Orphée, 1900-1905
Huile sur carton, H. 0.53 m ; L. 0.68 m
Signé en bas à gauche : ODILON REDON.
Provenance : Collection Gustave Fayet, Béziers
Collection particulière, France
Roseline Bacou, Odilon Redon, Genève, 1956, t. I, p. 160, note 1; p. 257, texte et note 1.
Klaus Berger, Odilon Redon, Phantasie und Farbe, Cologne, 1964, p. 191, no. 126.
Alec Wildenstein, Odilon Redon. Catalogue raisonné de l’œuvre peint et dessiné, Paris, 1994, vol. II (Mythes et légendes), p. 70, no. 886.
Le mythe d’Orphée, figure majeure de la mythologie grecque, a inspiré maints créateurs, peintres et musiciens, de Monteverdi à Delacroix, de Gluck à Gustave Moreau. Ce dernier a renouvelé la tradition iconographique et certainement influencé Redon en représentant une jeune fille tenant entre ses bras la lyre et la tête d’Orphée, qu’elle contemple avec gravité.

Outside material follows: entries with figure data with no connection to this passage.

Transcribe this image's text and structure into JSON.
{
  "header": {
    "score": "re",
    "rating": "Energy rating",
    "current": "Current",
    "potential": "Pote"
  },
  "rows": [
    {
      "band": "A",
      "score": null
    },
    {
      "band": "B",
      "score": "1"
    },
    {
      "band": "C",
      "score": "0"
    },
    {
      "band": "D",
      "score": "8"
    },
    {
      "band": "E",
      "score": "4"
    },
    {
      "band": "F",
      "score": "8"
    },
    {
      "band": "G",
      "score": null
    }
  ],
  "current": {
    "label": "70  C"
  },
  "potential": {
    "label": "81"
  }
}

Confié aux soins d’un oncle, Odilon Redon (1840-1916) passe son enfance dans le domaine isolé de Peyrelebade, dans les Landes, où il souffre d’angoisse et d’un sentiment d’abandon. À l’âge de vingt ans, il se rend à Paris, mais ne trouve guère de satisfaction dans l’étude de l’architecture, pas plus que dans l’enseignement du peintre académique Jean-Léon Gérome. À Bordeaux, il rencontre Rodolphe Bresdin qui l’encourage et lui enseigne la gravure.
D’une vision ténébreuse…
Au cours des années 1870 et 1880, Redon produit une série de fusains et de lithographies qu’il appelle « mes peintures noires ». Ces représentations obscures, conçues pour la plupart dans sa terre de Peyrelebade, disparaîtront par la suite peu à peu de son œuvre. En 1880, il épouse une jeune fille créole, Camille Falte et neuf ans plus tard naît leur fils unique Arï. En 1897, Redon perd sa propriété de Peyrelebade et sa vision ténébreuse prend fin peu après.
…au goût de la couleur
C’est vers 1900, alors qu’il a soixante ans, qu’une nouvelle période créatrice commence pour Redon. Il recourt alors à la peinture et au pastel et déploie un sens admirable de l’orchestration chromatique. Il partage non seulement le goût de l’intimité et celui de la couleur – perçue comme un élément constructif et non plus imitatif – avec la nouvelle génération d’artistes, mais aussi un sens nouveau de l’espace qu’il dépouille progressivement de ses différents plans pour n’en constituer plus qu’un. Ainsi, la surface unie qui en résulte ne renvoie plus à l’aspect tactile de notre expérience quotidienne, mais révèle les traces magiques de ses visions immatérielles.
Le mythe d’Orphée
Notre tableau fait partie d’une série de représentations qu’élabore Redon sur le mythe d’Orphée. Fils du dieu fleuve Oeagre et de la muse Calliope, il est avant tout musicien. Il invente la cithare à neuf cordes et détient le pouvoir d’apaiser avec ses chants les bêtes féroces et les hommes sauvages. Sa femme, la nymphe Eurydice, meurt des suites d’une morsure de vipère. Hadès, dieu des Enfers, l’autorise à ramener son épouse sur terre à condition qu’Orphée ne se retourne vers elle lors du voyage de retour. Mais, ne résistant pas au désir de la revoir, Orphée tourne son regard vers Eurydice qui disparaît à jamais dans les ténèbres de la mort. Désespéré et inconsolable, Orphée, enfermé dans le souvenir de son amour perdu, reste sourd aux avances des femmes thraces qui, de dépit, le déchiquettent. Ses restes roulent dans les eaux du fleuve Nestos et, tandis que le courant l’emporte, sa tête continue d’appeler Eurydice.
Dans notre tableau, la tête d’Orphée posée sur la lyre flotte dans l’espace, au-dessus d’un rivage imaginaire. Le paysage en contrebas, avec ses arbres ou ses floraisons pourpres et verts, est traité de manière allusive. Le fond est occupé par une falaise qui évoque celle du Jour dans le décor de la bibliothèque de Gustave Fayet à l’abbaye de Fontfroide (décor achevé en 1911), dont se rapproche le style de cette œuvre. Ami peintre et important collectionneur de Gauguin et de Redon, Fayet possédait également notre tableau.